С Вами… В первые же дни после венчания мне открылось, что моя objet, моя Она, эта двадцатилетняя девушка: с ее холодностью и капризами, с ее надуманными "социальными идеями", милая, но не ослепительная, способная, но ни в чем особенном не талантливая - есть истинная дочь этого мира, чистая, свободная от малейших следов семени зла, которым сплошь засеяна была окружавшая ее бескрайняя нива ее родины. И - вот: мое служение Ей; вот: мое преклонение пред Нею; вот: мое немое обожание, даже и до самоотречения; и вот: ее - как теперь становилось ясно - инстинктивная холодность, ее суровость, ее страх перед склонившимся перед нею, рабски послушным ее воле - но совершенно чуждым началом, целым враждебным - ей, беззащитной - миром, что не спросясь, пал к ее ногам.
Она жаждала, просила любви - обычной, плотской; радости, что доступна даже ничтожным тварям, кружащимся в суетливом вихре бытия, и - не получала ее; она ждала, томилась, ночи напролет бессонно лежала в напряженном ожидании чего - то, что было - к ужасу и стыду моему - невозможно.
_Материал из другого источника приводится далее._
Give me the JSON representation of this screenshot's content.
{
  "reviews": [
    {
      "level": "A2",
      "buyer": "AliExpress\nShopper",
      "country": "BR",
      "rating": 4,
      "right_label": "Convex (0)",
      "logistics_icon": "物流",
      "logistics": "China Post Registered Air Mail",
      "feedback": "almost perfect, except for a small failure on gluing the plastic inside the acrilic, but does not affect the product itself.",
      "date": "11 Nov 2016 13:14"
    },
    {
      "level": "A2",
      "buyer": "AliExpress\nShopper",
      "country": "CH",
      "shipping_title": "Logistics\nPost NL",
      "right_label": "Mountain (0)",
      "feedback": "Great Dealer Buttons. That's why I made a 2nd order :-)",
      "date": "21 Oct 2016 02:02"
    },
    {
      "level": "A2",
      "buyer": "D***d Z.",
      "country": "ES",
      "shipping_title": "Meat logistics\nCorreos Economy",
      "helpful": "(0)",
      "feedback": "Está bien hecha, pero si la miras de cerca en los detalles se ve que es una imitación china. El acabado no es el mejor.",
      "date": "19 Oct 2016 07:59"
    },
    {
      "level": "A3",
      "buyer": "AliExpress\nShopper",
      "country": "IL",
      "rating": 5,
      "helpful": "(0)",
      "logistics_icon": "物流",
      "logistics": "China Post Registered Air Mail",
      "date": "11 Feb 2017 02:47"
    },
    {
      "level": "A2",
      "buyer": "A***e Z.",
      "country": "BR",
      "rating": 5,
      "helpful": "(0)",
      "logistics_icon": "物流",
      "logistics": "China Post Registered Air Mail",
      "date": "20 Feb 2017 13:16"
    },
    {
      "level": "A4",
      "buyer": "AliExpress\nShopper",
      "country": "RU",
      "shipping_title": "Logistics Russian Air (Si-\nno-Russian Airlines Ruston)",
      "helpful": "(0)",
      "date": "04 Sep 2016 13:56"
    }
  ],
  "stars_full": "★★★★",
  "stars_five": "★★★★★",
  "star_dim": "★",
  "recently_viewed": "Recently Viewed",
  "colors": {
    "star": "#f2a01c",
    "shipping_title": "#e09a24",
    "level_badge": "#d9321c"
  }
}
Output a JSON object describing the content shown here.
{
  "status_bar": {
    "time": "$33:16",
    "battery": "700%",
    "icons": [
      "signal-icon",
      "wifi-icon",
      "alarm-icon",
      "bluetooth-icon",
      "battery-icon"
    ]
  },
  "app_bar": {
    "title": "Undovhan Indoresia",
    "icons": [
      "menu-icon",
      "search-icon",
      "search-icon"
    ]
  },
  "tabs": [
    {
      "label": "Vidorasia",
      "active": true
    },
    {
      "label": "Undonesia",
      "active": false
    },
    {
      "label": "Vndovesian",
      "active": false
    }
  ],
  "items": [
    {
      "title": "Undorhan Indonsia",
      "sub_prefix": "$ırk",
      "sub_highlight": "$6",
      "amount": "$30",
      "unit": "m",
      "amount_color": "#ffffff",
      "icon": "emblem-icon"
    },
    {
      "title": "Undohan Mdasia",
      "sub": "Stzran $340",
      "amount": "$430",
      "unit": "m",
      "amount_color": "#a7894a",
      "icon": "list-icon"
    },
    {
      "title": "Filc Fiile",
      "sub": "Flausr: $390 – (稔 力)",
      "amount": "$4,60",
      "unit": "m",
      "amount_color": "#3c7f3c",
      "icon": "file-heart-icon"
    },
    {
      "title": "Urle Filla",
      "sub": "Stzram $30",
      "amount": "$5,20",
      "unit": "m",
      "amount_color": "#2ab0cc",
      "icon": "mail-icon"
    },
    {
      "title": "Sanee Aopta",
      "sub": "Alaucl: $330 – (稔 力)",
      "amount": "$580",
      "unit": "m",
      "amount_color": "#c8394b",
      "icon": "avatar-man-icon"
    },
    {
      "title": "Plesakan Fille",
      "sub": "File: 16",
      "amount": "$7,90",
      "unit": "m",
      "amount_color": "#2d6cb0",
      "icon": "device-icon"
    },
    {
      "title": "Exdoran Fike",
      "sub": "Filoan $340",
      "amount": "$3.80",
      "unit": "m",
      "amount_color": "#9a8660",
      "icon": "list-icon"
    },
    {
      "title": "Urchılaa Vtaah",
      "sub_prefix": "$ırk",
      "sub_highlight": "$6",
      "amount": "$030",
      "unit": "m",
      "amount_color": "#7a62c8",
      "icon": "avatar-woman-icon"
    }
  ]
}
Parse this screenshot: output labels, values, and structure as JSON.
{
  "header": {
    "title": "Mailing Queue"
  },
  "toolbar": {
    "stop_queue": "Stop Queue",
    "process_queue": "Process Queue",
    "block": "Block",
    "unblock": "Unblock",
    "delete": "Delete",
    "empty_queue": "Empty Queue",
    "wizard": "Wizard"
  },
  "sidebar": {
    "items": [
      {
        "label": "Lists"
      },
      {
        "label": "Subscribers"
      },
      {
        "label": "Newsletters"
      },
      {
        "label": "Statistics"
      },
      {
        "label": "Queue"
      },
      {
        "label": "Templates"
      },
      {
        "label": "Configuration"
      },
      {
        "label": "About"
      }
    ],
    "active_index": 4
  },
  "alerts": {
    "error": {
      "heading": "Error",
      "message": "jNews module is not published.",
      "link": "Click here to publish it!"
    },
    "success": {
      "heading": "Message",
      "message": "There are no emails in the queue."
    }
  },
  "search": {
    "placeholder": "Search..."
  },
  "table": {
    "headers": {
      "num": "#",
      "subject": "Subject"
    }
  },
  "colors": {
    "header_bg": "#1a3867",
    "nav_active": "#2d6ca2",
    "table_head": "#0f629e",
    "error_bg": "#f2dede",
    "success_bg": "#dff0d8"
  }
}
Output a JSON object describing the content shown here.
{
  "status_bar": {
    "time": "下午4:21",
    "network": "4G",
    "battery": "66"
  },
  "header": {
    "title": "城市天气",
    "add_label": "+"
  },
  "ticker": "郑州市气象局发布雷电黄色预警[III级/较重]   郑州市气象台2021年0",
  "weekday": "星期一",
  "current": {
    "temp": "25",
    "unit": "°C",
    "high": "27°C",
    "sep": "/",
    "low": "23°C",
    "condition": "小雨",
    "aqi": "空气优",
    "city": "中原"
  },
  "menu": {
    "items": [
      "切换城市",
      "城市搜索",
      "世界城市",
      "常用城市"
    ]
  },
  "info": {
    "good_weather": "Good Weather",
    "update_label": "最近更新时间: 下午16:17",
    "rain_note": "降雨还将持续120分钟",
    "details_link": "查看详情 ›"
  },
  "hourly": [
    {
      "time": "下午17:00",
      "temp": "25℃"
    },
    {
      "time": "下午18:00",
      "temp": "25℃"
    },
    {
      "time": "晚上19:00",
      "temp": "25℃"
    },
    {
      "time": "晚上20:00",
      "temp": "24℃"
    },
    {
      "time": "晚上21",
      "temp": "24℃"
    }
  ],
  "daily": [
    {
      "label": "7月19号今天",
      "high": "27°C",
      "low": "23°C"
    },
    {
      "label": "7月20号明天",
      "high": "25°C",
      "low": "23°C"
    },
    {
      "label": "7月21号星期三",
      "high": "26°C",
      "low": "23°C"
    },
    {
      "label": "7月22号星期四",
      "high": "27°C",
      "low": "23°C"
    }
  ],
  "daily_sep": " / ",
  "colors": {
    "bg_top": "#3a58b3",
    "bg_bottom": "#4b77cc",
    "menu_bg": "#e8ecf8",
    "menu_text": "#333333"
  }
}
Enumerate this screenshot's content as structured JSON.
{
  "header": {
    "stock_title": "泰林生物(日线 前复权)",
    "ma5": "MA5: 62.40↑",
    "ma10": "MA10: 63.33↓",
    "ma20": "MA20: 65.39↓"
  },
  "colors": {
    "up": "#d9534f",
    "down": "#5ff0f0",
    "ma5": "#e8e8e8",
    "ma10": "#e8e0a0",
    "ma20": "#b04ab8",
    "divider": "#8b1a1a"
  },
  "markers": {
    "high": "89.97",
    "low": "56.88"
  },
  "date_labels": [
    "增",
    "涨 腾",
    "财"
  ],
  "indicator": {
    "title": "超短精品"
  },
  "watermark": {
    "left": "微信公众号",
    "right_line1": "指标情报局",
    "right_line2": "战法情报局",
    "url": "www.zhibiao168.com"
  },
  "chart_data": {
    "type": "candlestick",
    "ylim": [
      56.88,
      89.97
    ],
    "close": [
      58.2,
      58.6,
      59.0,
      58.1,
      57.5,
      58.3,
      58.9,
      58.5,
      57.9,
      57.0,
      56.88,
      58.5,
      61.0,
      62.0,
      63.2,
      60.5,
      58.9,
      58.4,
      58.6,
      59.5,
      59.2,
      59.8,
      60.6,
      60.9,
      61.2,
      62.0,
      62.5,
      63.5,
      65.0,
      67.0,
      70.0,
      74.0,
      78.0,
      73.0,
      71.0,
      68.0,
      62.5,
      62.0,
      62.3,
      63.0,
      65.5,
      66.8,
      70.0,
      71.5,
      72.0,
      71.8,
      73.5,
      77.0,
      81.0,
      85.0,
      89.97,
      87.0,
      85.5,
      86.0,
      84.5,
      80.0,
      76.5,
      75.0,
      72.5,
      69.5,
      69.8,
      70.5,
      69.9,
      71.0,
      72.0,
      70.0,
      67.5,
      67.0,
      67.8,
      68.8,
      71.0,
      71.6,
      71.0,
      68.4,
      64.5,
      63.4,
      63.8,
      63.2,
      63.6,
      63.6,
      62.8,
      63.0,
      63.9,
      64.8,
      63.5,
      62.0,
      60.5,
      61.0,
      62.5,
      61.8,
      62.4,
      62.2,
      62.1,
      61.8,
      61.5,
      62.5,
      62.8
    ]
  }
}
Я мог поклоняться ей, я мог боготворить ее, мог слагать в ее честь и славу прекрасные стихи - кто бы помнил ее теперь, если бы не они? - я мог отдать, если бы понадобилось, за нее свою жизнь, но я не смел - и не мог - коснуться ее, чтобы вместо всего этого дать ей то простое, но только человеческое счастье, которого жаждала она, с каждым месяцем все более и более.